— А мы вчера беседовали. — Критик придал лицу самое радушное выражение, на которое был способен. — И, кажется, кое о чём договорились.
— Надо же, — удивилась девица, — а я совсем забыла. Обижаешься, что не тебя выбрала?
— Ну, не то чтобы… но…
— Вот и хорошо. Мне, вообще-то, отказывать не положено, — в Партком потянут. Ведь других способностей у меня нет. А платить никто не хочет. Говорят, у нас законные потребности.
— Да, да, потребности, — обрадовался Культя.
— Но я все силы потеряю, если такую ораву через себя пропущу. К тому же завтра они опять захотят.
— Да-да, потребности — такое явление, которое повторяется циклично, — поддакнул Культя и сам подивился своему уму.
— Вот я и удовлетворяю… в день по одному. За так.
Критик озадаченно задрал брови к затылку. Он наконец-то понял, что никогда не преуспеет в своих стремлениях овладеть этой девицей задаром, и все его поползновения будут напрасной тратой времени и душевных сил. Смена тактики, конечно, могла бы привести к желаемому результату, но поскольку чисто теоретически все предполагаемые удовольствия можно было получить бесплатно, тратить на это дело фантики казалось немыслимым транжирством.
Чуть позже, когда вся компания заявилась на рынок, Культя, воодушевлённый присутствием приятной ему особы женского пола, продемонстрировал себя настоящим виртуозом. Он так вдохновенно критиковал все товары, что распугал потребителей, и колхозники уже начали шептаться, чтобы нанять какого-нибудь амбала для взбучки этого разошедшегося критикана. К счастью, заметив опасность, а также и то, что его художества не производят на Васю должного впечатления, критик захлопнул рот и на злобные взгляды колхозников начал великодушно бурчать: «А вот ваши продукты очень даже неплохие. Поделились бы опытом с товарищами по земледелию».
Кнут обошёл рынок по периметру, потом крест-накрест, присмотрел, где чего имеется, наметил колхозника похилее и приступил к делу.

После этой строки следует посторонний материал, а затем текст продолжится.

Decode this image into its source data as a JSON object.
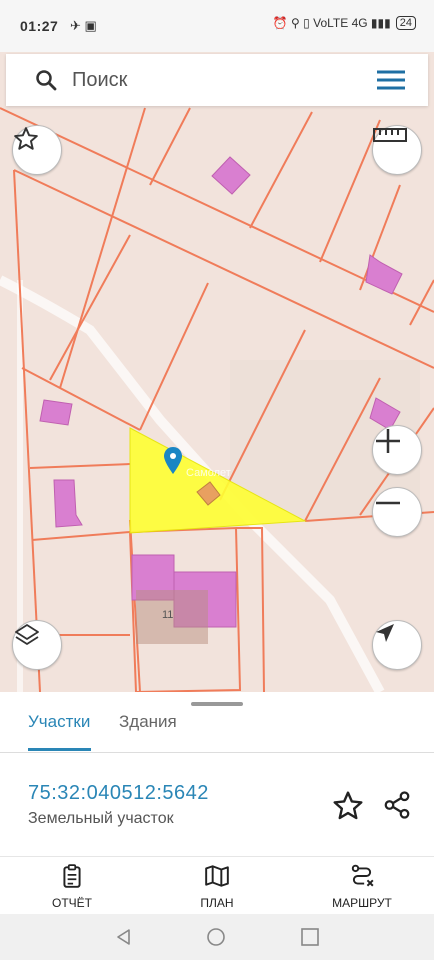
{
  "status_bar": {
    "time": "01:27",
    "left_icons": "✈ ▣",
    "right_icons": "⏰ ⚲ ▯ VoLTE 4G ▮▮▮",
    "battery": "24"
  },
  "search": {
    "placeholder": "Поиск"
  },
  "map": {
    "parcel_label": "11",
    "watermark": "Самолет"
  },
  "panel": {
    "tabs": [
      "Участки",
      "Здания"
    ],
    "parcel_number": "75:32:040512:5642",
    "parcel_type": "Земельный участок"
  },
  "bottom_nav": [
    "ОТЧЁТ",
    "ПЛАН",
    "МАРШРУТ"
  ],
  "colors": {
    "accent": "#2a86b6",
    "parcel_line": "#f07c5a",
    "building": "#d97fd0",
    "selection": "#ffff33"
  }
}
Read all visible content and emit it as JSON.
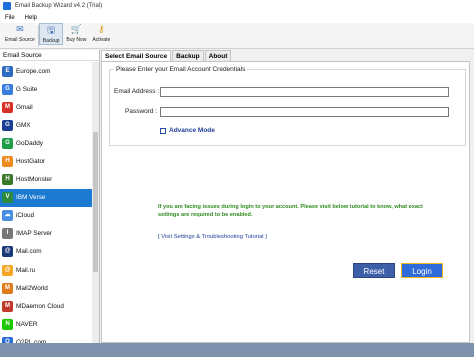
{
  "window": {
    "title": "Email Backup Wizard v4.2 (Trial)"
  },
  "menu": [
    "File",
    "Help"
  ],
  "toolbar": {
    "email_source": "Email Source",
    "backup": "Backup",
    "buy_now": "Buy Now",
    "activate": "Activate"
  },
  "sidebar": {
    "header": "Email Source",
    "items": [
      {
        "label": "Europe.com",
        "color": "#2d6cc0",
        "glyph": "E"
      },
      {
        "label": "G Suite",
        "color": "#3a7de0",
        "glyph": "G"
      },
      {
        "label": "Gmail",
        "color": "#d93025",
        "glyph": "M"
      },
      {
        "label": "GMX",
        "color": "#1c3f94",
        "glyph": "G"
      },
      {
        "label": "GoDaddy",
        "color": "#1f9e48",
        "glyph": "G"
      },
      {
        "label": "HostGator",
        "color": "#f08a1c",
        "glyph": "H"
      },
      {
        "label": "HostMonster",
        "color": "#3b7a2a",
        "glyph": "H"
      },
      {
        "label": "IBM Verse",
        "color": "#2a8a3e",
        "glyph": "V"
      },
      {
        "label": "iCloud",
        "color": "#4a90e2",
        "glyph": "☁"
      },
      {
        "label": "IMAP Server",
        "color": "#777777",
        "glyph": "I"
      },
      {
        "label": "Mail.com",
        "color": "#1a3a7a",
        "glyph": "@"
      },
      {
        "label": "Mail.ru",
        "color": "#f5a623",
        "glyph": "@"
      },
      {
        "label": "Mail2World",
        "color": "#e07b1c",
        "glyph": "M"
      },
      {
        "label": "MDaemon Cloud",
        "color": "#c0392b",
        "glyph": "M"
      },
      {
        "label": "NAVER",
        "color": "#1ec800",
        "glyph": "N"
      },
      {
        "label": "O2PL.com",
        "color": "#2a6cd6",
        "glyph": "O"
      }
    ],
    "selected_index": 7
  },
  "tabs": [
    "Select Email Source",
    "Backup",
    "About"
  ],
  "credentials": {
    "group_title": "Please Enter your Email Account Credentials",
    "email_label": "Email Address :",
    "email_value": "",
    "password_label": "Password :",
    "password_value": "",
    "advance_mode": "Advance Mode"
  },
  "info_text": "If you are facing issues during login to your account. Please visit below tutorial to know, what exact settings are required to be enabled.",
  "tutorial_link": "[ Visit Settings & Troubleshooting Tutorial ]",
  "buttons": {
    "reset": "Reset",
    "login": "Login"
  }
}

— Я имею потребность дать тебе три раза в глаз, — заявил Кнут.
— Непутные у тебя потребности, — сказал колхозник.
— Ага, непутные, — согласился вырубала. — Но как только с утра от голода в животе заурчит, такой в кулаках зуд приключается, прямо не стерпеть.
— Многие тут с подобными потребностями ходят. — Колхозник всё ещё надеялся отговориться.

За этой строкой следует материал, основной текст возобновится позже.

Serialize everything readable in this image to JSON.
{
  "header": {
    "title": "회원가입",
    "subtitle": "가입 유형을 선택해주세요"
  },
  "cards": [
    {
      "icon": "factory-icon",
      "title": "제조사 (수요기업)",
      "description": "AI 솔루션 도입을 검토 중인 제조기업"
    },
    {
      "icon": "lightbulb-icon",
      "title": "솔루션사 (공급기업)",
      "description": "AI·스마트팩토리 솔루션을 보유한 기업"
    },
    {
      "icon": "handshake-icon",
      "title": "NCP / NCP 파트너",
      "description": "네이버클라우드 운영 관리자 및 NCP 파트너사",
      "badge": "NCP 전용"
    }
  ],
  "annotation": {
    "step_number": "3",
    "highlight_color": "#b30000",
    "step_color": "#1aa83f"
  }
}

— Так, может, у них способностей нет, а у меня, во!.. — Кнут обнажил торс и со страшной силой напряг мышцы. — Бью в глаз без промаха, — прибавил вырубала доверительно.
— Похоже на то, — согласился колхозник с печалью в глазах.
— Сдается мне, что и у тебя кое-какие потребности возникли? — поинтересовался Кнут.
— Да уж, конечно, — скривился труженик полей. — Мои потребности в данный момент не получать три раза в глаз, и за это я дам тебе три картошки. По штучке за раз. Договорились?
— Почти что, почти, — протянул вырубала. — Но вот затруднение. Мне надобно ещё три.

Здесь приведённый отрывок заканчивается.